Anche l'arte ha lasciato gli ambienti chiusi per entrare nei circuiti aperti
delle banche. Le conquiste di mercato si fanno per presa di controllo e non
più per formazione di disciplina, per fissazione dei corsi piuttosto che per
abbassamento dei costi, per trasformazione del prodotto più che per
specializzazione della produzione. La corruzione guadagna qui una nuova
potenza. Il servizio vendite è diventato il centro e l'"anima" dell'impresa.
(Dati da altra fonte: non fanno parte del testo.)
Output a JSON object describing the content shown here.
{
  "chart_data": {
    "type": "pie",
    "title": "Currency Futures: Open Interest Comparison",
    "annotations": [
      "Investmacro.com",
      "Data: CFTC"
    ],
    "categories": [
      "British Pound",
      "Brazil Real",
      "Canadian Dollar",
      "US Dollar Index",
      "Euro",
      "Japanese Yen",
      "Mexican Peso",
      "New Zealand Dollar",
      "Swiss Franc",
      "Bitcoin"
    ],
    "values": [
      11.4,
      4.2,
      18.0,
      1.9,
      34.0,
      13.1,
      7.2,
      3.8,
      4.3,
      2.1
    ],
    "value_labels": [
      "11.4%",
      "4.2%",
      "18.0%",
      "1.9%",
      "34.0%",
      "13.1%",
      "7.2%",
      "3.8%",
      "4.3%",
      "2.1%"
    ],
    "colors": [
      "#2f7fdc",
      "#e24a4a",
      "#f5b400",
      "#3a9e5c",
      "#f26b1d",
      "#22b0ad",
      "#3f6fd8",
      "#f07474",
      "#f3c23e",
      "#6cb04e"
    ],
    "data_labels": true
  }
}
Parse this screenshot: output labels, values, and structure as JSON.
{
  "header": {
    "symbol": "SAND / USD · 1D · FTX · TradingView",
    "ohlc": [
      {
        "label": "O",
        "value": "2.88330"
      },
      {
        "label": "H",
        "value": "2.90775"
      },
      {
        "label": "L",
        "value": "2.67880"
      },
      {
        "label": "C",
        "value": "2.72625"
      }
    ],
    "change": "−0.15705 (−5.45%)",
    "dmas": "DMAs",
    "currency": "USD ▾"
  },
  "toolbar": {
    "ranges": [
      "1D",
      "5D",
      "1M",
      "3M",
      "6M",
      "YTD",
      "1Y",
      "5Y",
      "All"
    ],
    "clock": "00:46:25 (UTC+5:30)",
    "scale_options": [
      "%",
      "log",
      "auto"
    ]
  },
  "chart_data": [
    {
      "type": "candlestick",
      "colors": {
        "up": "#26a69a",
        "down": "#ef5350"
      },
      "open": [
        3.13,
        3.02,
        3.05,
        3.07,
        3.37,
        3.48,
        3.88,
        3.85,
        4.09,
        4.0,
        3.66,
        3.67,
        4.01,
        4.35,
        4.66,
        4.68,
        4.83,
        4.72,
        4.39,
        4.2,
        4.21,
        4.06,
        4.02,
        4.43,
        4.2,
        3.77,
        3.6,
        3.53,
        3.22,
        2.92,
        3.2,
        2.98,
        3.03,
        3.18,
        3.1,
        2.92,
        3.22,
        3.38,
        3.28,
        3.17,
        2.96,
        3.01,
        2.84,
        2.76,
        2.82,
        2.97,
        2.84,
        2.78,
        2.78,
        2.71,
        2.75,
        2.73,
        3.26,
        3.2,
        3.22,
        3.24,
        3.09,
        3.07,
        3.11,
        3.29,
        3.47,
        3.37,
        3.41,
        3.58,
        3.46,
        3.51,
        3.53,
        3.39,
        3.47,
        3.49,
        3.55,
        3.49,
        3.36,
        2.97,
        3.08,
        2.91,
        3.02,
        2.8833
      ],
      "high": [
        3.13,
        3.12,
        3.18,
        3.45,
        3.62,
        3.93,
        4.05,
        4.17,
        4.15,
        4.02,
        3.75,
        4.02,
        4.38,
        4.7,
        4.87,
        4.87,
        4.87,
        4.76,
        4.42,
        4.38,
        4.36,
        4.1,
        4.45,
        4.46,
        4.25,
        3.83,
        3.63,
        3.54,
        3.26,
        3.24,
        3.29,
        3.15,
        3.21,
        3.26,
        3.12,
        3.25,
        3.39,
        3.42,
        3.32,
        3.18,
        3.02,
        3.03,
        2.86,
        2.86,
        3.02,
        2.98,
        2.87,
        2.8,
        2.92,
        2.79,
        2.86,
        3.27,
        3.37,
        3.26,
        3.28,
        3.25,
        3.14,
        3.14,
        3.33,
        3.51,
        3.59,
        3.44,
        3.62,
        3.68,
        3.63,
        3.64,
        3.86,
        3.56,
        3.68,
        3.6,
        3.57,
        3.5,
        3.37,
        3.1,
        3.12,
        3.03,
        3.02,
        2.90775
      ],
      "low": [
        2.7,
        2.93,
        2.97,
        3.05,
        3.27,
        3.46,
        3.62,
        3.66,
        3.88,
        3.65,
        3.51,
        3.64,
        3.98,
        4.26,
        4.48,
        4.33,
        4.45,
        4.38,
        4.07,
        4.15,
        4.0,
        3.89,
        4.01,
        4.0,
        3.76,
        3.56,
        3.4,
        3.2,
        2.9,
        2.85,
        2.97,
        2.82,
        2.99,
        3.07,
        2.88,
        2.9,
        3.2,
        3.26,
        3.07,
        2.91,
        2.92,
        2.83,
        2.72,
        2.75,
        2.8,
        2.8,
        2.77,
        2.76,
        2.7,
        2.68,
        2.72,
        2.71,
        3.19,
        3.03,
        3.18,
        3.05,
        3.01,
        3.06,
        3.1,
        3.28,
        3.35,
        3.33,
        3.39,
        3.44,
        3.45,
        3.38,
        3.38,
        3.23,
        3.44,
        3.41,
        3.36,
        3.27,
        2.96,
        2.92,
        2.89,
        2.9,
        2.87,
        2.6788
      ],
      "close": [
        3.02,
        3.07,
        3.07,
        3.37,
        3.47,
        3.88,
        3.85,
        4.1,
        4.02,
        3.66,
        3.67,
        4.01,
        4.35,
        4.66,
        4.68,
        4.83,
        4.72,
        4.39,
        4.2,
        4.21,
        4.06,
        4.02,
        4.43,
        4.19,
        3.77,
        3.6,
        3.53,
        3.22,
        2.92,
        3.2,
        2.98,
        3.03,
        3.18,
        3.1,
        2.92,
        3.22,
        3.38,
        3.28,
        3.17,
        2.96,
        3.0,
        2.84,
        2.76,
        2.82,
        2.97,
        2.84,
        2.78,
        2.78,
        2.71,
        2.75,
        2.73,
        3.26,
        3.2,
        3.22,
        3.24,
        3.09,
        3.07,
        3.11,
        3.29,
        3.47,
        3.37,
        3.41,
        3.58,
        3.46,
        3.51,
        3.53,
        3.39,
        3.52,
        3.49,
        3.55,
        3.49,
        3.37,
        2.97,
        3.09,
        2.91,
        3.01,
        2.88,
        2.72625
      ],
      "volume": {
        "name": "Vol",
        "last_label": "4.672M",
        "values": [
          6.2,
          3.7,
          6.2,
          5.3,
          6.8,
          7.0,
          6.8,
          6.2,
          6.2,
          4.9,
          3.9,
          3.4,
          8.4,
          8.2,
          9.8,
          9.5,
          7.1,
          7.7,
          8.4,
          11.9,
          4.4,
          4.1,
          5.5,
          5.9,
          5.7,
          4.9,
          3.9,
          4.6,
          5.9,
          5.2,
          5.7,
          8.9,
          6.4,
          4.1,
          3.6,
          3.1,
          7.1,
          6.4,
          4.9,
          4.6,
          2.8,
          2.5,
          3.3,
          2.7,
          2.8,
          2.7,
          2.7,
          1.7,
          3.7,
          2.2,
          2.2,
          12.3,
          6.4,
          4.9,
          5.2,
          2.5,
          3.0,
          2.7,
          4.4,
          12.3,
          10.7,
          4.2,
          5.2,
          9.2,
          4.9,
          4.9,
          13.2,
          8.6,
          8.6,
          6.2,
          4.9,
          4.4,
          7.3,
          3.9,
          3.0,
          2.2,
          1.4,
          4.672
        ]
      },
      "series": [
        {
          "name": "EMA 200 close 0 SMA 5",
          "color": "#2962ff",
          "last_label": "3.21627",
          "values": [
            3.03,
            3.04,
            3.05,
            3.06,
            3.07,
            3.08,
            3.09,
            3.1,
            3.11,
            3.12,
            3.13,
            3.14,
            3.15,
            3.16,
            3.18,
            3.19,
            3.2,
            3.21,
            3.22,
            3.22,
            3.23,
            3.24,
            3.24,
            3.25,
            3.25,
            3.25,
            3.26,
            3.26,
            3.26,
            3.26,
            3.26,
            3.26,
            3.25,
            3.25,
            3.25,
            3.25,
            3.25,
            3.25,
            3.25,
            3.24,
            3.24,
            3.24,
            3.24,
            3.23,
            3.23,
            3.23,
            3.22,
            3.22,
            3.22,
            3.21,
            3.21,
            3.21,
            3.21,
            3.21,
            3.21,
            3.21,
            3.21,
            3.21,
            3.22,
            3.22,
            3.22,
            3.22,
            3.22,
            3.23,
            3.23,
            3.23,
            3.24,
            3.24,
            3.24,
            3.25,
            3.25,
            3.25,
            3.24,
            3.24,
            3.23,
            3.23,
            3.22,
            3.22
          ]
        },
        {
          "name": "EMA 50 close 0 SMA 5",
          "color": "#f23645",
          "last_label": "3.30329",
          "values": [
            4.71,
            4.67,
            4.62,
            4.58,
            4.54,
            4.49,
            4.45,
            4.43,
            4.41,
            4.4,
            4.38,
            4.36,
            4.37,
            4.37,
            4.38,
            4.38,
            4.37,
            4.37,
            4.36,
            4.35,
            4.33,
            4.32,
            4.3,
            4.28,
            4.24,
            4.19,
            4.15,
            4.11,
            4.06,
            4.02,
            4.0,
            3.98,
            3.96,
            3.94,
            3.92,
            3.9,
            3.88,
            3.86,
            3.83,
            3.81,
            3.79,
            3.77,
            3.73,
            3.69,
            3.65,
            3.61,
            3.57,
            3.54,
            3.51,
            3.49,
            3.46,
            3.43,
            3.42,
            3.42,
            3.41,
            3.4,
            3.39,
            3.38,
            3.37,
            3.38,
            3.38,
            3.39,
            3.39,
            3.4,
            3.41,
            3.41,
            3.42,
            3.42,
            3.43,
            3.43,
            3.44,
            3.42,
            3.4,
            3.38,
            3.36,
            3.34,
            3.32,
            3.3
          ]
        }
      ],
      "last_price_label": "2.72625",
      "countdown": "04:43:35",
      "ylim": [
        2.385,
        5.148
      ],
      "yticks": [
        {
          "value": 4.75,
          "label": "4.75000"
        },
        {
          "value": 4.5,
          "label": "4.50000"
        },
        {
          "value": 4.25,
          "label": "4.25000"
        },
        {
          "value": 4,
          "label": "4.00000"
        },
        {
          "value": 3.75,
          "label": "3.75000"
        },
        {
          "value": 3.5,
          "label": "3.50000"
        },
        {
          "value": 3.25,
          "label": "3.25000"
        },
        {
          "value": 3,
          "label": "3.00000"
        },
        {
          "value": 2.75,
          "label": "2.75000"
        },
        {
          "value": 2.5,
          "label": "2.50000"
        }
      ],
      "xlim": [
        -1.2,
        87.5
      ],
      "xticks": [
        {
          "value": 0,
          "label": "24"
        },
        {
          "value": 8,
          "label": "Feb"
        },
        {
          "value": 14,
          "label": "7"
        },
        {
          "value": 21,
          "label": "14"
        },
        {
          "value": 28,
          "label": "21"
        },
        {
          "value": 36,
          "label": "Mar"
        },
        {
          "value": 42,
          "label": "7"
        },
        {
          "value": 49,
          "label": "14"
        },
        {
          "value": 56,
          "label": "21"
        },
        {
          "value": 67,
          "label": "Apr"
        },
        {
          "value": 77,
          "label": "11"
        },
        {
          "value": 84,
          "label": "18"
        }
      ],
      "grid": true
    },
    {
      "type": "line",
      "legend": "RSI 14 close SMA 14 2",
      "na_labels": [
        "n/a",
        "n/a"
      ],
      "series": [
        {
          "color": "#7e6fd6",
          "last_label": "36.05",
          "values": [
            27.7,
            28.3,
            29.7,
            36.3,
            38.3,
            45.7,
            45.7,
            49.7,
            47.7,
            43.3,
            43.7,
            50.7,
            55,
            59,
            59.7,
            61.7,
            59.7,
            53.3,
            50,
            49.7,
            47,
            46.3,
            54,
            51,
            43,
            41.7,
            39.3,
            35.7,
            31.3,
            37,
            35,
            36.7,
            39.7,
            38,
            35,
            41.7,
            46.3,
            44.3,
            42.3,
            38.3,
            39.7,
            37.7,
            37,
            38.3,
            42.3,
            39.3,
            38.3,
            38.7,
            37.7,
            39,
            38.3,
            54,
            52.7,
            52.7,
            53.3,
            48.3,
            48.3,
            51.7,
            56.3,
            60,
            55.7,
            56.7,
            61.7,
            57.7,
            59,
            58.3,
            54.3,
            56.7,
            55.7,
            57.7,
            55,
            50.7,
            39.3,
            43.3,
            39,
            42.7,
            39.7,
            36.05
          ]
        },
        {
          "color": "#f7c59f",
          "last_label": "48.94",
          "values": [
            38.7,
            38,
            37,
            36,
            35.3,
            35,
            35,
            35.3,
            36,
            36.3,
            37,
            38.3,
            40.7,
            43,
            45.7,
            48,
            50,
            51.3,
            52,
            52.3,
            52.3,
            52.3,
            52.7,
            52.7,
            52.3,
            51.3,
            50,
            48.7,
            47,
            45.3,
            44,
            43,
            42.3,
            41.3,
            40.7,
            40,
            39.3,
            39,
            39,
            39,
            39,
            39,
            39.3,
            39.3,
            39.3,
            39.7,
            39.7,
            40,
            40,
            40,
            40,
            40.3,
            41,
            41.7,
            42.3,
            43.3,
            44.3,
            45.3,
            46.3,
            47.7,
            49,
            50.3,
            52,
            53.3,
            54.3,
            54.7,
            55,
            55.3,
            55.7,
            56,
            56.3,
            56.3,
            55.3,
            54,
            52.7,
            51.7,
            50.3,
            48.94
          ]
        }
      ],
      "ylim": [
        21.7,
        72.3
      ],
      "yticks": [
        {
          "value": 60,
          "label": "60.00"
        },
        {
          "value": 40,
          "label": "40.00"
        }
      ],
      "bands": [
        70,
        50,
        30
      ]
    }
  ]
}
Apprendiamo che le imprese hanno un'anima ed è la più terrificante notizia
del mondo. Il marketing è ora lo strumento del controllo sociale e forma la
razza impudente dei nostri maestri. Il controllo è a breve termine e a
rotazione rapida, ma anche continuo ed illimitato, come la disciplina era di
lunga durata, infinita e discontinua. l'uomo non è più l'uomo recluso, ma
l'uomo indebitato. È vero che il capitalismo ha mantenuto come sua costante
l'estrema miseria di tre quarti dell'umanità, troppo povera per il debito,
troppo numerosa per la reclusione: il controllo ora non dovrà solamente
affrontare la sparizione delle frontiere ma le esplosioni delle bidonville e
dei ghetti.
III. Programma
Non c'è bisogno della fantascienza per concepire un meccanismo di controllo
che dia in ogni momento la posizione di un elemento in ambiente aperto,
animale in una riserva, uomo in una impresa (collare elettronico). Félix
Guattari immagina una città in cui ciascuno può lasciare il suo
appartamento, la sua strada, il suo quartiere grazie alla sua carta
elettronica (dividuale) che faccia alzare questa o quella barriera, e allo
stesso modo la carta può essere respinta quel giorno o entro la tal ora; ciò
che conta non è la barriera ma il computer che ritrova la posizione di
ciascuno, lecita o illecita, ed opera una modulazione universale. Lo studio
socio-tecnico dei meccanismi del controllo, visti nel momento della loro
nascita, dovrà essere categoriale e descrivere ciò che è già in procinto di
installarsi al posto degli ambienti di reclusione disciplinare, di cui tutto
annuncia la crisi. Può darsi che vecchi mezzi improntati alle antiche
società di sovranità, riappaiano sulla scena, ma con gli adattamenti
necessari. Ciò che conta è che noi siamo all'inizio di qualcosa. Nel regime
delle prigioni: la ricerca di pene "sostitutive" almeno per la piccola
delinquenza, l'utilizzo di collari elettronici che impongono al condannato
di rimanere a casa in certe ore. Nel regime dell'istruzione: le forme di
controllo continuo e l'azione di formazione permanente sulla scuola, il
corrispondente abbandono di ogni ricerca all'università, l'introduzione
dell'"impresa" a tutti i livelli di scolarità. Nel regime ospedaliero: la
nuova medicina "senza medico né malato" che tratta malati potenziali e
soggetti a rischio, non testimonia assolutamente di un progresso verso
l'individuazione, come si dice, ma sostituisce ad un corpo individuale o
numerico, la cifra di una materia "dividuale" da controllare. Nel regime
d'impresa: i nuovi trattamenti del denaro, dei prodotti e degli uomini che
non passano più per la vecchia forma-fabbrica. Sono degli esempi molto
ridotti, ma che permettono di capire meglio che cosa si intenda per crisi
delle istituzioni, cioè l'installazione progressiva e diffusa di un nuovo
regime di dominazione. Una delle questioni più importanti riguarda
l'inettitudine dei sindacati: legati in tutta la loro storia alla lotta
contro le discipline o negli ambienti di reclusione, si potranno adattare o
lasceranno il posto a delle nuove forme di resistenza contro le società del
controllo? Si possono già cogliere delle anticipazioni di queste forme a
venire, capaci di attaccare le gioie del marketing? Molti giovani
pretendono, stranamente, di essere "motivati", richiedono stage e formazione
permanente; a loro toccherà scoprire ciò a cui questo li asservisce, come i
loro antenati hanno scoperto non senza pena le discipline. Le spire di un
serpente sono ancora più complicate dei buchi di una talpa.

Da «l'autre journal», n. 1, maggio 1990, ora in Gilles Deleuze, Pourparlers
(1972-1990), Minuit, Paris 1990, pp. 240-247.